怖がり少女の壊すモノ
彼は、教師歴5年で初めて壁にぶつかっていた。どうしても好きになれない生徒がいたのだ。頭の良いその生徒は、教師である彼を心底バカにしていた。わざと揚げ足を取ったり、教師の間違いを、それはそれは楽しそうに指摘したりするのだ。
彼自身、内気な性格もあり教師に向いてないと思っていた時期があった。しかし、その生徒のせいでますます自信喪失していった。しだいに、その生徒に劣等感や嫉妬心をもつようになった。
そんな中、アレに出会ったのだ。アレを被ると彼は強くなった。
しかし、強くなりすぎてしまった。最近は、アレの外し方さえわからなくなってしまった。
彼は、アレに支配されそうになっていた。
灯は、真っ暗な夜道を歩いていた。周りは誰も歩いていない。まだ夜の9時過ぎなのに、誰も歩いていないのだ。

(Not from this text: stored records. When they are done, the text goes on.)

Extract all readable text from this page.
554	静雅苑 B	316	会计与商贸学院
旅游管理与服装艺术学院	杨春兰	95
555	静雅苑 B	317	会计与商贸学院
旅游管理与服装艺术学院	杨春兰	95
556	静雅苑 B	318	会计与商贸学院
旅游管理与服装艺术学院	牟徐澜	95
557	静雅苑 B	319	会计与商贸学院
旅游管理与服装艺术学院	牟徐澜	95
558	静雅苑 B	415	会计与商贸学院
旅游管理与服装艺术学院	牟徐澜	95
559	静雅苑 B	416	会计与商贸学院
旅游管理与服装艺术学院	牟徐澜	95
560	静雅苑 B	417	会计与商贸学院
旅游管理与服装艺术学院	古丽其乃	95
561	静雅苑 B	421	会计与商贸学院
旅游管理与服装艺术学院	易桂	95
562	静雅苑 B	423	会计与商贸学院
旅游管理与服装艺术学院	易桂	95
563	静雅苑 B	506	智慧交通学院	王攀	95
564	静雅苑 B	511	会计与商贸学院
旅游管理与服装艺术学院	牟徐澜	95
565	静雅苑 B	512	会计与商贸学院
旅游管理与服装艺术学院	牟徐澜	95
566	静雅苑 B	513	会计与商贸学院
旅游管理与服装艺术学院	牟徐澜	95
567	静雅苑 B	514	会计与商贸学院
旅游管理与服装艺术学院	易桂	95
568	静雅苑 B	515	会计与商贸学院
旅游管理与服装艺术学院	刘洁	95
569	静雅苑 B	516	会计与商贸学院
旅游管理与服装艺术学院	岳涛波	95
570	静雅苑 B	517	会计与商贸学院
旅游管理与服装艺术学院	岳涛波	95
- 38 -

夜道を照らすのは電柱についている電灯のみで、灯のいる場所から少し離れている。
電灯は、その一つしかなかった。オレンジ色に仄かに光るそれは、時折点滅し、ついたり消えたりする。唯一の灯に、蛾が集まり、バチバチと体当たりしている。
おかしい、と灯は思った。こんな暗いはずはないのだ。灯は住宅地を歩いていたはずだった。住宅地なら、必ずどこかの家は電気がついているはずだ。
しかし、どこもかしこも真っ暗だった。
まるで、ここには灯しかいないかのようだった。
灯は恐ろしくなったと同時に寒気がして、身を震わせた。そして、気持ちを奮い立たせ、持っていた手提げ袋の中に手をつっこみ、ある物を顔に装着した。
ある物とは亀の着ぐるみキャップだ。顔全体を覆うことが出来て、安心感がある。実は、今日帰宅が遅くなったのは有名なテーマパークで遊んだ後の帰りだったからだ。この亀のキャラクターはそのテーマパークでもモブ的な存在だが、灯は大の亀好きなのでこれをチョイスした。つけたことで、気持ちが少しだけ落ち着いた。
そして点滅している電灯に、灯は近づいた。電灯が点いているときはあたりを見渡せるので、まだ恐怖感は薄れるのだが、消えた瞬間が真っ暗になるので、恐ろしさが倍増する。
点く。
消える。真っ暗だ。
点く。
消える。
点く。男が電灯の下に立っていた。
「ひぃっ!」灯は驚いて後ろに尻もちをつく。
消える。
点く。至近距離で男が灯を見下ろしていた。
消える。
点く。男が灯に手を伸ばそうとしていた。
「灯! チッ、とっとと消えろ!」
後ろから灯は呼ばれて、振り返ると兄がいた。兄が助けてくれた。
兄は灯に近づくと、腰を抜かしている灯をみてため息をついた。
「大丈夫だったか?」
「うん。なんだったのかな、あの男の人」
「さあ」
「不審者かな?」
「幽霊じゃないか?」
「えー!そんな冗談言うのやめてよ!けど、本当にお化けかと思った。まあ、お化けなら足ないよね。あの人足あったもんね」
灯がそういうと兄は黙り込んだ。
兄はしゃがみ込み、灯に「ほれ、乗れ」と言ってくれたので、灯は遠慮なく背中に乗り、おんぶしてもらうことにした。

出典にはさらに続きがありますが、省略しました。